Sometimes it is a matter of incorrect linking. For example, on Shazam, my solo piano piece Naturally in Nature is linked to a totally unrelated video of a completely different work on a different album, Sea of Horizontals, a solo bass piece, not piano. https://www.shazam.com/track/461233631/naturally-in-nature That’s not uninteresting in itself in terms of creating “collisions” or happy accidents. But in my experience, data accidents are usually not happy and result in misinformation or misattribution.

Google Search is notorious for indexing gaffes. Since there is a Lee Barry whose genre is Dance/Electronic, that’s where I get filed, when in fact most of my work is Ambient and Prog Rock, if not Jazz.

XML Schemas

What we’re now starting to see is the Semantic Web, one of the early ideas for the Web. The way in which Google categorizes songs and albums (“From sources across the web”) is an example of semantic data. But the problem is that it is done entirely with machines and is unreliable. Humans aren’t checking for accuracy. They simply can’t because of the sheer volume of data. (AI could save the day, but who’s checking the AI)?

A few days ago someone asked the question on Quora if there was a way to identify songs written in odd meters, 5/4, 5/8, 7/8, 11/4, and so on. I said it would be impossible given that this data has never been codified in a database. But one could presume that pop music written in odd meters was more common in the 1970s through the early 1990s, and then make some kind of rough estimate. But you’d never have enough good data to run machine learning on it. There are ways of adding metadata (such as Kid3), but as far as I know, it doesn't include musical rudiments and is Linux only, and would generate so little data. It would be more accurate data, but insufficient to model it.

I was thinking perhaps Music XML could be used.

XML looks complicated but is quite simple considering how complicated music notation can appear. It's very basic code but doesn't get parsed by browsers. One of the ways to encode proper musical schemas is by using the Music Ontology Project code, but it doesn’t [yet] have a way to code in key signatures, meter, and tempo, as far as I know. Currently, it’s being parsed by machines and is unreliable or simply not standardized, as is Spotify’s raw data model which makes rough guesses about keys.

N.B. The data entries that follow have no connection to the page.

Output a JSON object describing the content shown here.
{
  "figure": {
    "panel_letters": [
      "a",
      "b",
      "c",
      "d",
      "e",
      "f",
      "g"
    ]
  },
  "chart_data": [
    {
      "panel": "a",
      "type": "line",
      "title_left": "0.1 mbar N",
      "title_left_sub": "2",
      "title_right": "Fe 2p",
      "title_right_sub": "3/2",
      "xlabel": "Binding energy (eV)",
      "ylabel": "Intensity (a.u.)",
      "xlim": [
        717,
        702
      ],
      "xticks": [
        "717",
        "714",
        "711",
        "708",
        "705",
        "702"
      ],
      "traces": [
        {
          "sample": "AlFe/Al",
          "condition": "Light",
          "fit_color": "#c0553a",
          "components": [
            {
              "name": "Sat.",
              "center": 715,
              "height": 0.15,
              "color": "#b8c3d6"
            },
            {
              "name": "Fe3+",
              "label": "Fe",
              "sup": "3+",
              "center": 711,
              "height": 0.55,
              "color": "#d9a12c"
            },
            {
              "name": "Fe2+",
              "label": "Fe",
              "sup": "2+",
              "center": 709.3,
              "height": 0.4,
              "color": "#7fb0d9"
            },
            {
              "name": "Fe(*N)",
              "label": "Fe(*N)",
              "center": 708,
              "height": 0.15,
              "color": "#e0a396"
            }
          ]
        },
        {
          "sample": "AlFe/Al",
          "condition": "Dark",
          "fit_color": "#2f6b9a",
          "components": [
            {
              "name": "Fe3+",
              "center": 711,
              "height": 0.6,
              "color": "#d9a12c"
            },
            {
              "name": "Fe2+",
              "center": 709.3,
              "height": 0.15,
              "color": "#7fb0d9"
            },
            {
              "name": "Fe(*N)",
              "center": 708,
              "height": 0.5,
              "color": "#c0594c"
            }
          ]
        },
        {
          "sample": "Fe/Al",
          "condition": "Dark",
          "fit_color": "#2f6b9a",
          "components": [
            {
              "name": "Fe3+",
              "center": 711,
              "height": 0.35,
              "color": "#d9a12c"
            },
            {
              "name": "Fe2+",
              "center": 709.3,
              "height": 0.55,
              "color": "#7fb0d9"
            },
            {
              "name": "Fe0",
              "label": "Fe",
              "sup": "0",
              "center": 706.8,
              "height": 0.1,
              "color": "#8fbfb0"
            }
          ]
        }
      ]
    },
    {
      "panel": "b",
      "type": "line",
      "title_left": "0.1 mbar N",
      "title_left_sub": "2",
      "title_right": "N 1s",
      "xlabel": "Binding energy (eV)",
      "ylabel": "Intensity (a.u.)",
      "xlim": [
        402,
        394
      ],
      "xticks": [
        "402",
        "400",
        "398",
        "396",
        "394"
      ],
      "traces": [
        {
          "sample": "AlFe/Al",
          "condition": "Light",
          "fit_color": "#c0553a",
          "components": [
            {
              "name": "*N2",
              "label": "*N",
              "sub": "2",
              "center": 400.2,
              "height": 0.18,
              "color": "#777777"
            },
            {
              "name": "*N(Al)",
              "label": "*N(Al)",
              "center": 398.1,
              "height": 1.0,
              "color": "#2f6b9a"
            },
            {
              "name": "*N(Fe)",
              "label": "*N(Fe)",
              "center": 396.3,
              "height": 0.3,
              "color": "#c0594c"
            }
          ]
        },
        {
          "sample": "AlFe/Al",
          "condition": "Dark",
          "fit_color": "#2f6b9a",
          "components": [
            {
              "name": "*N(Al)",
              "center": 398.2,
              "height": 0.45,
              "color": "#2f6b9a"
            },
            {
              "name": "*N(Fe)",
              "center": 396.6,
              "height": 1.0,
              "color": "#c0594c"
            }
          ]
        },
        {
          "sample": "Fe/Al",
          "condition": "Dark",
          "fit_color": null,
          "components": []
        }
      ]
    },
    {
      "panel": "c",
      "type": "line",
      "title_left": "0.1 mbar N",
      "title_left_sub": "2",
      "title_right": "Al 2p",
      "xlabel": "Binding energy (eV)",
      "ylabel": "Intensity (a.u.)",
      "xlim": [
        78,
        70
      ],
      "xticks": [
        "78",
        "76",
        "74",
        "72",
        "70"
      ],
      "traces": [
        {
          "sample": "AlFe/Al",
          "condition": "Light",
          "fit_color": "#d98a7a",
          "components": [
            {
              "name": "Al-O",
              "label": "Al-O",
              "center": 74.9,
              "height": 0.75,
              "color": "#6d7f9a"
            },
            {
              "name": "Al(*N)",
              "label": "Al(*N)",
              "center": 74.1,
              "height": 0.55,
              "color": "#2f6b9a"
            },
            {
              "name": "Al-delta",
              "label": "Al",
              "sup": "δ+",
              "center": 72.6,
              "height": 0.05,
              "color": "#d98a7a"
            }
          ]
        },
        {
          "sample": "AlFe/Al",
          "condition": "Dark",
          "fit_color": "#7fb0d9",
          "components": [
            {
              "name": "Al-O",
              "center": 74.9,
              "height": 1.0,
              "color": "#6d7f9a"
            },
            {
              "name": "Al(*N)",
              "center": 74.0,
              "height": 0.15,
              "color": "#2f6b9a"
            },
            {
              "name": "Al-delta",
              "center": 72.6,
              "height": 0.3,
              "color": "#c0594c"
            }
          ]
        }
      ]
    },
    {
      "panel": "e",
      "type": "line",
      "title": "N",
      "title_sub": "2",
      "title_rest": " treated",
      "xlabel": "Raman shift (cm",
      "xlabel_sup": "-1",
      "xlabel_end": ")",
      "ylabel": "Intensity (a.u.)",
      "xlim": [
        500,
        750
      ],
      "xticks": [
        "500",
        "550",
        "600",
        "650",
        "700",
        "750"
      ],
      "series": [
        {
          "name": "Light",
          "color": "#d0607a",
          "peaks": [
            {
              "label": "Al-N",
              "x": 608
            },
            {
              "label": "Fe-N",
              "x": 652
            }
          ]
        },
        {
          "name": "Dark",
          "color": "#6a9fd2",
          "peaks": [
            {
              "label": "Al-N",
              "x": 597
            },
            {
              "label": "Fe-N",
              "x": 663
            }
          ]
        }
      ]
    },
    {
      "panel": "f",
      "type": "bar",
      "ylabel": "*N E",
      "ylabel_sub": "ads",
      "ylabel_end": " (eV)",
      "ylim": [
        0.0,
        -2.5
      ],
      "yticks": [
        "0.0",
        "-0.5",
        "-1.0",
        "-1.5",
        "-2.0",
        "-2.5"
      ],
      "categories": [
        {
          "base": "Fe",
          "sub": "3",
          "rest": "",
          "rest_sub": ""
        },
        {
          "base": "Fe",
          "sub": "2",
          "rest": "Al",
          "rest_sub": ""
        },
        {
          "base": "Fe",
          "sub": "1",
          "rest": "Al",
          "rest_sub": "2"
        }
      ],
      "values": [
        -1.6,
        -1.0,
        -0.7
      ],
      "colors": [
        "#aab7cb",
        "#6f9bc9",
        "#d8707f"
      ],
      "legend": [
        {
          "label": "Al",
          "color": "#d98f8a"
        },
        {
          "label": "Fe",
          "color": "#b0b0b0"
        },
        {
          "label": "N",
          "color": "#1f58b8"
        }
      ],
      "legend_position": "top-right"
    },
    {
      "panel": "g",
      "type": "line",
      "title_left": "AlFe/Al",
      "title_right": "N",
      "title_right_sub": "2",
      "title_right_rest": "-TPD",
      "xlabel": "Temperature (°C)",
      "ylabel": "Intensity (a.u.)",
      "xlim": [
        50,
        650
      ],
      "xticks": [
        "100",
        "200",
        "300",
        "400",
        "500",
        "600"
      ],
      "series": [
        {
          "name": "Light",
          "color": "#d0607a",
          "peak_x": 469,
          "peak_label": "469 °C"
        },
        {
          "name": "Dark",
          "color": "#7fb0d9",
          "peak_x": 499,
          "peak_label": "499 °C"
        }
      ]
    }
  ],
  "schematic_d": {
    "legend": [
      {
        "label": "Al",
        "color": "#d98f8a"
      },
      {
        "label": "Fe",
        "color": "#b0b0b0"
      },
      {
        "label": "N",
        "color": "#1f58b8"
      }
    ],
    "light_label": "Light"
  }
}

This is why I like standard music notation so much because it is such a good Standard. One “models” it by simply knowing it. Knowing goes a long way, and so obviates modeling. Music is in fact “code” but becomes “code” only in the sense that it can be finely tweaked to create the desired result.

Takeaways:

For creators, check the metadata, and if possible, correct it on your own personal website. (Program Or Be Programmed)
Sites that use machine learning should verify data points before releasing them into the wild by having the publisher sign off on them.